In an island state where crowded living makes meth labs scarce, there are limited ways to get the drug. So, traffickers get creative: hiding them in stuffed animals or wrapping them up like Christmas presents before sending them in the mail.

In 2013, 6 pounds of meth were shipped to Hawaii from San Bernardino, Calif., stuffed into three mannequin heads, according to court documents. The mannequin heads were in boxes wrapped in pink and gold paper.
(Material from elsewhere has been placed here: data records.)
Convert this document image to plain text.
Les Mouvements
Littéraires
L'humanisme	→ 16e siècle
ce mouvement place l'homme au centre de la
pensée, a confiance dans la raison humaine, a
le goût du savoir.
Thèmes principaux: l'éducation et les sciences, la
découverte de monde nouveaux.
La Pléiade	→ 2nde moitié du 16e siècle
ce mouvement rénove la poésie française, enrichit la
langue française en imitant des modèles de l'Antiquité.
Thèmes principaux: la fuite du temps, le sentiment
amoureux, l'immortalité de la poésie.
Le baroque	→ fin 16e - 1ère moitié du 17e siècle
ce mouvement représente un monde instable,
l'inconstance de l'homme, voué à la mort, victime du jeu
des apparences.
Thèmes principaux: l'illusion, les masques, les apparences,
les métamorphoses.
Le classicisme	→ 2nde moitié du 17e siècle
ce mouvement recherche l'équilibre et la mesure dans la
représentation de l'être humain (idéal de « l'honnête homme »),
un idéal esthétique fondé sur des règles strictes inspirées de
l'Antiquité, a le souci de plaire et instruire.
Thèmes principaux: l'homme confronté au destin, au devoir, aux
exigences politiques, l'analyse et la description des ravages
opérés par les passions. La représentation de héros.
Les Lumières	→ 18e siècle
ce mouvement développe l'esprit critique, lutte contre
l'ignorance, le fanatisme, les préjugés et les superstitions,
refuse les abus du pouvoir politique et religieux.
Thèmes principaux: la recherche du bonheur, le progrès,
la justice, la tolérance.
The parcel also contained shirts, shorts, slippers and towels.

In a separate case last year, 4 pounds of the drug were shipped to Hawaii from Ontario, Calif., stuffed inside two mannequin heads.

“If it fits, it ships,” said Robin Dinlocker, assistant special agent in charge of the Drug Enforcement Administration’s Honolulu district.

Mailing or shipping drugs to Hawaii became more common with increased airport security after the Sept. 11, 2001, terrorist attacks, when it became more difficult to smuggle drugs through air travel, authorities said.

During the 2014 fiscal year, the Honolulu office of the U.S. Postal Inspection Service, which also covers Guam and the Marianas, participated in more than 50 arrests of people who were using the mail to transport drugs. The majority of the cases involved methamphetamine, said Postal Inspector Brian Shaughnessy. For 2012 and 2013 there were about 40 arrests each year, also mostly meth.

The figures don’t include other package delivery services such as FedEx and UPS.

Crystal meth first arrived in Hawaii from the Korean Peninsula and the Philippines around 1979, said Dr. William Haning, professor of psychiatry at the University of Hawaii’s medical school.

These days, crystal meth isn’t coming from Asia, but from Mexico, Dinlocker said.